TUTAK FILMS - as PROD

Comedy - Development 2021


"ALL MEN ARE NOT CREATED EQUAL"
– Thomas Jefferson





































    • Year of production
    • 2021
    • Genres
    • Comedy, Historical, Action/Adventure
    • Countries
    • USA
    • Languages
    • ENGLISH
    • Duration
    • 120 mn
    • Synopsis
    • The story is an action-packed dark comedy on the original sin of America: slavery. The theater of the grotesque. “A Clockwork Orange” meets “Barry Lyndon.” It’s brutal, sarcastic, and entertaining. Based on actual events. And it will turn all you know about American history and the Founding Fathers on its head.

      The choice the colonists faced was not, as some claim, liberty or slavery. It was liberty AND slavery or submission to the British Crown. American liberty would not have been possible without slavery. All but one Founding Fathers owned slaves. And they wanted to keep it that way. Thomas Jefferson kept his children in bondage. Martha Washington, her half-sister. George Washington’s favorite slave Billy Lee may have been his cousin. Benjamin Franklin, obsessed with the idea that King George III wanted to enslave the colonists, named his slaves King and George. Very funny.

      Jefferson’s “All men are created equal…” meant “all rich white males only.” Slaves were considered a commodity, not humans. Franklin joked again: “There is some difference between slaves and sheep [commodity]. Sheep will never make any insurrections.” Women and even poor whites were excluded as well.

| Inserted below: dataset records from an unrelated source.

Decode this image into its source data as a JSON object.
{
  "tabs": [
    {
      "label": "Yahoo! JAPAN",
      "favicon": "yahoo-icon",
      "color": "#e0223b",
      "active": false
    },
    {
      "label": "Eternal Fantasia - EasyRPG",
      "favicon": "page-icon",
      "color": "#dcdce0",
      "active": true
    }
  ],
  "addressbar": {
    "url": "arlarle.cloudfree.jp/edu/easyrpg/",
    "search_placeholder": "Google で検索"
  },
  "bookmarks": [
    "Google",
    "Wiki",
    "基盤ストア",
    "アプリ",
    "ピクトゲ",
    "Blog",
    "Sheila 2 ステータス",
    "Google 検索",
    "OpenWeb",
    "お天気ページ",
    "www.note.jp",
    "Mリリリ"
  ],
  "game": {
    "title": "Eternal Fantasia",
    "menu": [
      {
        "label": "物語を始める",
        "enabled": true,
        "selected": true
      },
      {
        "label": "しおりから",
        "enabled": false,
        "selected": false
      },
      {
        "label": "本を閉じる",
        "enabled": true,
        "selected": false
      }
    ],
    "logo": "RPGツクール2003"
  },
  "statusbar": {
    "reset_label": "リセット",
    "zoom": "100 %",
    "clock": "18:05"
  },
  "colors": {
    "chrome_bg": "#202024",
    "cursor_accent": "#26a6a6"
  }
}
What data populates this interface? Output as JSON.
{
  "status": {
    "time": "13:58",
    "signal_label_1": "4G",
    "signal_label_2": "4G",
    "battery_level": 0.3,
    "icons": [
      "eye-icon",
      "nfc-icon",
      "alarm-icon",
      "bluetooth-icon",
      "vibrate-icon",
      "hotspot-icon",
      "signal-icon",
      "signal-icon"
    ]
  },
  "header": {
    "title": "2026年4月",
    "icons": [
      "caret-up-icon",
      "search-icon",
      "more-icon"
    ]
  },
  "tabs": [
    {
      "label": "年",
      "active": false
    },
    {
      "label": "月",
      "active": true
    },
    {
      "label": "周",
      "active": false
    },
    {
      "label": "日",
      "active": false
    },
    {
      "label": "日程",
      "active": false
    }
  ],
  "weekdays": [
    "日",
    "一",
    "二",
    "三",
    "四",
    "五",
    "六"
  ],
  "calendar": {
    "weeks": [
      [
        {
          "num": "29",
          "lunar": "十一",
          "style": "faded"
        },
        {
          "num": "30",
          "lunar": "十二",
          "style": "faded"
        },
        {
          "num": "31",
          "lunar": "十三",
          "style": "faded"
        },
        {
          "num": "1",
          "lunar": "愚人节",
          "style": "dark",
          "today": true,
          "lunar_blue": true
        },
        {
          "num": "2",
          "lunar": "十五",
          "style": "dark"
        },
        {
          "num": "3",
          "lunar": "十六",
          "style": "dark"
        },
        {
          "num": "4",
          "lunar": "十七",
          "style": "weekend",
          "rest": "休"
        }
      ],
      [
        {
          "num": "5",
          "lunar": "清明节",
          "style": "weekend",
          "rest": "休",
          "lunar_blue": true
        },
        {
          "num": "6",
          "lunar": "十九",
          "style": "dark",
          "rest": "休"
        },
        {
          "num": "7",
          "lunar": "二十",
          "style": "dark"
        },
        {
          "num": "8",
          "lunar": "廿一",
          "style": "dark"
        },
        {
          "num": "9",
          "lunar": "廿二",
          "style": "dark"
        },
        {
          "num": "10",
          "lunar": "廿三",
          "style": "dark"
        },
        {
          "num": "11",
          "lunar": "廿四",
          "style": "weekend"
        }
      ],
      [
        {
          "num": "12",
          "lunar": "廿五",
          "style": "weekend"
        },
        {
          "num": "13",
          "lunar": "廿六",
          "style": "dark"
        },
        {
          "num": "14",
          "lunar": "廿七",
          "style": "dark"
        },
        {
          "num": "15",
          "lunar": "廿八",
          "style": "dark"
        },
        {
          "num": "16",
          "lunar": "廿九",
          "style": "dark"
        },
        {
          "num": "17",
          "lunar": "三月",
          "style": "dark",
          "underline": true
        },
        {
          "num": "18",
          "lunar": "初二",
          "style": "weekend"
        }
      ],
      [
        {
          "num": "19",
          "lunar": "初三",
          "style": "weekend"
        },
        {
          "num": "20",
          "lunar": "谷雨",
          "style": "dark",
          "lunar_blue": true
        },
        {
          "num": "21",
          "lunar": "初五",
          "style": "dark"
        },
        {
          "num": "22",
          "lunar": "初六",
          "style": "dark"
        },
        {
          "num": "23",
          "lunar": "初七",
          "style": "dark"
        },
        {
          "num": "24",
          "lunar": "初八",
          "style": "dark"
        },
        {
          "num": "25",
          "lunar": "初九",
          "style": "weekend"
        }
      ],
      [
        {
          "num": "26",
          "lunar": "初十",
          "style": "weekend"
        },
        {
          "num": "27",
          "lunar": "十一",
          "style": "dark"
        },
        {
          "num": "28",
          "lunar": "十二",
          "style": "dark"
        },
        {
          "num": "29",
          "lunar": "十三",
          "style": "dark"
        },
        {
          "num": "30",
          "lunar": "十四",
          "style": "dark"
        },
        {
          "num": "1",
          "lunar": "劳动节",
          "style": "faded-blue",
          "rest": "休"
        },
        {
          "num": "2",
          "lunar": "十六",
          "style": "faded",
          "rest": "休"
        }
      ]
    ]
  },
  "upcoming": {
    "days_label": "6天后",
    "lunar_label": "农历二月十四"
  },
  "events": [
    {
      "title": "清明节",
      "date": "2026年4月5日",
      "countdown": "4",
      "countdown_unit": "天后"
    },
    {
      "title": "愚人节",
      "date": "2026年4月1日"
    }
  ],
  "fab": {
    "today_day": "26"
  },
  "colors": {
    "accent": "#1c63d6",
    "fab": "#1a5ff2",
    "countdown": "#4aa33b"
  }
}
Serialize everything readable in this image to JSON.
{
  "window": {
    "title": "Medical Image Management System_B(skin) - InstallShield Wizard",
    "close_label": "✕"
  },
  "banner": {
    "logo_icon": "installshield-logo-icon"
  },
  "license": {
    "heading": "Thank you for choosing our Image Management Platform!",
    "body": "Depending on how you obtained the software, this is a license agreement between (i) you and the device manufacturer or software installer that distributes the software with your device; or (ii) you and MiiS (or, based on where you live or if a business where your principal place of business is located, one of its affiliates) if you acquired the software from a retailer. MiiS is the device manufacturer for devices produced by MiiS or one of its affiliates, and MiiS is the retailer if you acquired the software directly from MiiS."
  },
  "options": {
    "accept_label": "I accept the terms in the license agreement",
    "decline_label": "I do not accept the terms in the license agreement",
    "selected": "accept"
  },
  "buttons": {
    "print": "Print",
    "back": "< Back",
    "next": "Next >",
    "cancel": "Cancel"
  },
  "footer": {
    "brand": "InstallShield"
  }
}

      The main characters of the story are unlikely heroes, two underdogs in an intimate, possibly gay relationship: a foreigner, Polish engineer Thaddeus Kosciuszko, 30, and a Black youth, his body servant, Agrippa Hull, 18. They meet at Fort Ticonderoga in May of ’77 (inciting incident). Both are outsiders and outcasts. Shunned, ostracized, and bullied, subjected to xenophobia and racism. Agrippa is captured to be sold to slavery and nearly killed; Kosciuszko is told to go back to where he came from (PP1). His advice to fortify the hill towering over Fort Ticonderoga is rejected and ridiculed. When the British arrive, they do exactly as Kosciuszko suggested, humiliating Americans, and forcing them to run for their lives (Mid-Point). On the run, Kosciuszko--now more appreciated--fortifies American positions and impedes British pursuit. Hull is always by his side, helping him, assisting him, and protecting him. When the dispirited Americans decide to face the British, Kosciuszko fortifies a terrain near Saratoga (PP2). His fortifications are instrumental in the spectacular American victory at Saratoga (climax). The British defeat at Saratoga spells the beginning of the end of the British rule in the colonies.

      Kosciuszko abhors slavery. He believes in the equality of all men. He came to America to fight for it. His love for Agrippa strengthens and personalizes his sympathy for Blacks and their cause. Before leaving America, Kosciuszko turns to his friend Thomas Jefferson. He is making a bequest of all his American assets, asking Jefferson to free and educate slaves, including Jefferson’s own, in hope of triggering widespread emancipation.

      Jefferson takes the money, but does he deliver? Does he free his slaves? Does he believe that "All men are—indeed--created equal?”